Let $f(x)$ be an even quadratic polynomial such that $-4 \le f(1) \le -1$ & $-1 \le f(2) \le 5$. Which of the following statements is true ?

• A. Leading cofficient of $f(x)$ is $\frac{f(2)-f(1)}{3}$
• B. $f(0) = \frac{f(2)-4f(1)}{3}$
• C. Maximum value of $f(3)$ is 20
• D. Maximum value of $f(3)$ is 12

Answer 1

Answer: (A), (C)

(A) and (C)

Answer 2

We are given that $f(x)$ is an even quadratic polynomial, so it can be written as $f(x) = ax^2 + c$. Then, we have:

$f(1) = a + c$ $f(2) = 4a + c$

Step 1: Analyzing Option A

Subtracting the first equation from the second gives:

$f(2) - f(1) = (4a + c) - (a + c) = 3a$

Therefore, $a = \frac{f(2) - f(1)}{3}$. Thus, option (A) is correct.

Step 2: Analyzing Option B

We know that $c = f(0)$. Also, we can express $c$ as:

$c = f(1) - a = f(1) - \frac{f(2) - f(1)}{3} = \frac{3f(1) - (f(2) - f(1))}{3} = \frac{4f(1) - f(2)}{3}$

Option (B) states that $f(0) = \frac{f(2) - 4f(1)}{3}$, which is the negative of our result.
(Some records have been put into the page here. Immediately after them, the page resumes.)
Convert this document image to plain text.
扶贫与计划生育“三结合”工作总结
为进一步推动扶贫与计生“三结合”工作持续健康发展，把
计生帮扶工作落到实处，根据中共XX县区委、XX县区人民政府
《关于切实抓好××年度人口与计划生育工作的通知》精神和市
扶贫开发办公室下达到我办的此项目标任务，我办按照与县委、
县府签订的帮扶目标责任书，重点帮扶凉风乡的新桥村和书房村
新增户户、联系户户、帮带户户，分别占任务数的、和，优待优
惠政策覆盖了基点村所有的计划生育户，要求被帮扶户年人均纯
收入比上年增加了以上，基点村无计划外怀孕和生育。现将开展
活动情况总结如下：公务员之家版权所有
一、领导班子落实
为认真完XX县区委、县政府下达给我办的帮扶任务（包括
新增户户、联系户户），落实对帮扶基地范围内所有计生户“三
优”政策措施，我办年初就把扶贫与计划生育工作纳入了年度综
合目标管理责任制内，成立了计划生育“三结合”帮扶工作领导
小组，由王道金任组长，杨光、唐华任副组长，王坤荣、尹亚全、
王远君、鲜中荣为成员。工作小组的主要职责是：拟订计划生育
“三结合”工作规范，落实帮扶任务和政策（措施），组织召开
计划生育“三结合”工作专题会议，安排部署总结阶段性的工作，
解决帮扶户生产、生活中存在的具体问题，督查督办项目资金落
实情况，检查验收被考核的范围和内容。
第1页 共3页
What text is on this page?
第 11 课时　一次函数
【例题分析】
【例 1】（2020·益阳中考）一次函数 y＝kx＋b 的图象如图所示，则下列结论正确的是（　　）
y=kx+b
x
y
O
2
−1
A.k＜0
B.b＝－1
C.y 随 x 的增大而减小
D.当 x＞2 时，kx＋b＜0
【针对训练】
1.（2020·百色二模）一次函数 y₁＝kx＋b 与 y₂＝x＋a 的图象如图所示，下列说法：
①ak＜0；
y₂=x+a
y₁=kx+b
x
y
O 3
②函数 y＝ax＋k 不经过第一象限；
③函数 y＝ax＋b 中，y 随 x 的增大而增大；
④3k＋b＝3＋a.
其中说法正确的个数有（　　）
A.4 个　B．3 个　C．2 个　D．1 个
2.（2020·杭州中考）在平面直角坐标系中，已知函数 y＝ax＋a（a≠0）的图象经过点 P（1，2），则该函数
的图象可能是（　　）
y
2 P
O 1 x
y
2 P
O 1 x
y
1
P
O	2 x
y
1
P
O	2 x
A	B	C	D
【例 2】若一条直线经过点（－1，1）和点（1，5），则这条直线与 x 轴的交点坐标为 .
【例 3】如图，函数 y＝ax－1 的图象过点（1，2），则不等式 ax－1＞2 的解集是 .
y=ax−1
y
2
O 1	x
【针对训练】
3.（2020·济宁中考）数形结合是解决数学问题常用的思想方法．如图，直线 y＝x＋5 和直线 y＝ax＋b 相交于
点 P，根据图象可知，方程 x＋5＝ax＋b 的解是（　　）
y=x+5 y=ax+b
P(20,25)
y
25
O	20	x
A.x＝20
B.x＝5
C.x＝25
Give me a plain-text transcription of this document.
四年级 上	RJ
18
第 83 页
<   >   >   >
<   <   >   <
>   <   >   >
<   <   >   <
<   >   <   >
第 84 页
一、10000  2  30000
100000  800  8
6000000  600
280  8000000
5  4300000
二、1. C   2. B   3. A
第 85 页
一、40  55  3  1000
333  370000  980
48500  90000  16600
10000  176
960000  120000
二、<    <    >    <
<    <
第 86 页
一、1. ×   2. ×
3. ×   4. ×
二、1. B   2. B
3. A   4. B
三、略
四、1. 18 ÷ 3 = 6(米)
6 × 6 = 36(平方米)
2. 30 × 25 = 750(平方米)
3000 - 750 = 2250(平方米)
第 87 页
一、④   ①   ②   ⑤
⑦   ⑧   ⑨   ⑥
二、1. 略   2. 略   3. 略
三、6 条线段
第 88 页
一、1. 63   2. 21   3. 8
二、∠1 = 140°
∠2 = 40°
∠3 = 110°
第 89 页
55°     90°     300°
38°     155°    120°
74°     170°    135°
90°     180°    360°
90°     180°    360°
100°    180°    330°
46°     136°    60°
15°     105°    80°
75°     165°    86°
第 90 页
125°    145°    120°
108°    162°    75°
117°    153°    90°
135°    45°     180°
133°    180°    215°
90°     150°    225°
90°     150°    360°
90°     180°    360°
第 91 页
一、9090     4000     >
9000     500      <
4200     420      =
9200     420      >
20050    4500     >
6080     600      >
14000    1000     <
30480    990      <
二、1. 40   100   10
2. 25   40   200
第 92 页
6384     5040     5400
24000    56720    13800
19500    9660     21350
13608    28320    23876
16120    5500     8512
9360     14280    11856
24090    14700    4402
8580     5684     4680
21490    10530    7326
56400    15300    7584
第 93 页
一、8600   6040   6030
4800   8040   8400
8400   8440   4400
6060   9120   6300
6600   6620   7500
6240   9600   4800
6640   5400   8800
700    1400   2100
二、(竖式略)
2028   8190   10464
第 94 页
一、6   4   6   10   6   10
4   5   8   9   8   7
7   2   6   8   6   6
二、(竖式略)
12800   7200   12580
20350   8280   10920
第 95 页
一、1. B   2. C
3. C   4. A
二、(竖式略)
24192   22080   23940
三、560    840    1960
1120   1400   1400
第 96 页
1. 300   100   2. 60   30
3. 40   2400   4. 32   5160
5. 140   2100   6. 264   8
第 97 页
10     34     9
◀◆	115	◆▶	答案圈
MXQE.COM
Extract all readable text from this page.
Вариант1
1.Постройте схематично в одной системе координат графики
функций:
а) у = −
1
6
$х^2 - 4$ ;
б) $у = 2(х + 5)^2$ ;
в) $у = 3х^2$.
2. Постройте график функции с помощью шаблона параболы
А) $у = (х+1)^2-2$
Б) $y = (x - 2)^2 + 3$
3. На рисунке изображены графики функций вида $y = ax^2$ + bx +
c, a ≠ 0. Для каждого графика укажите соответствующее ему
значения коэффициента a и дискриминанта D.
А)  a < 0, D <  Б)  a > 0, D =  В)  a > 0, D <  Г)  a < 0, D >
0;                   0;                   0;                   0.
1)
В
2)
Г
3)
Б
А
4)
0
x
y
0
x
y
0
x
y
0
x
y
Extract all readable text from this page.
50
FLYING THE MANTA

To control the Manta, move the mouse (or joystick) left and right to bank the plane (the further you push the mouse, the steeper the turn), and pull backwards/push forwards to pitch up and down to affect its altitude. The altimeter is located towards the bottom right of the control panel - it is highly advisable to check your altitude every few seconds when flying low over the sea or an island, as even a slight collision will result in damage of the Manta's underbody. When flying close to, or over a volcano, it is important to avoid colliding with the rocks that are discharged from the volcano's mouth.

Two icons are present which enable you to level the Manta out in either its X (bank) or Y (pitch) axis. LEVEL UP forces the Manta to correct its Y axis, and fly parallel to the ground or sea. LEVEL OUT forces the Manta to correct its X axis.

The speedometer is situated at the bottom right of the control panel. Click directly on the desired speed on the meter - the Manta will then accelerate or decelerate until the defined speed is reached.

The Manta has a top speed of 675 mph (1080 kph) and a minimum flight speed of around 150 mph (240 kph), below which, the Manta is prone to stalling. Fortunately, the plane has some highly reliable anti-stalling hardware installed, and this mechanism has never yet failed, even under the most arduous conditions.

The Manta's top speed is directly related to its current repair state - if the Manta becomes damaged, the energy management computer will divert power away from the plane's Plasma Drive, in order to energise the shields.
So, option (B) is false.

Step 3: Analyzing Options C and D (Maximum value of $f(3)$)

We have $f(3) = 9a + c$. Substituting the expressions for $a$ and $c$ we found earlier:

$f(3) = 9\left(\frac{f(2) - f(1)}{3}\right) + \frac{4f(1) - f(2)}{3} = 3(f(2) - f(1)) + \frac{4f(1) - f(2)}{3}$

Writing with a common denominator:

$f(3) = \frac{9(f(2) - f(1)) + 4f(1) - f(2)}{3} = \frac{8f(2) - 5f(1)}{3}$

Given $-4 \le f(1) \le -1$ and $-1 \le f(2) \le 5$, the expression $\frac{8f(2) - 5f(1)}{3}$ is maximized when $f(2)$ is as large as possible and $f(1)$ is as small as possible. That is, we choose:

$f(2) = 5$, $f(1) = -4$

Then,

$f(3) = \frac{8(5) - 5(-4)}{3} = \frac{40 + 20}{3} = \frac{60}{3} = 20$

Thus, the maximum of $f(3)$ is $20$, and option (C) is correct, while option (D) is false.

Therefore, the correct options are (A) and (C).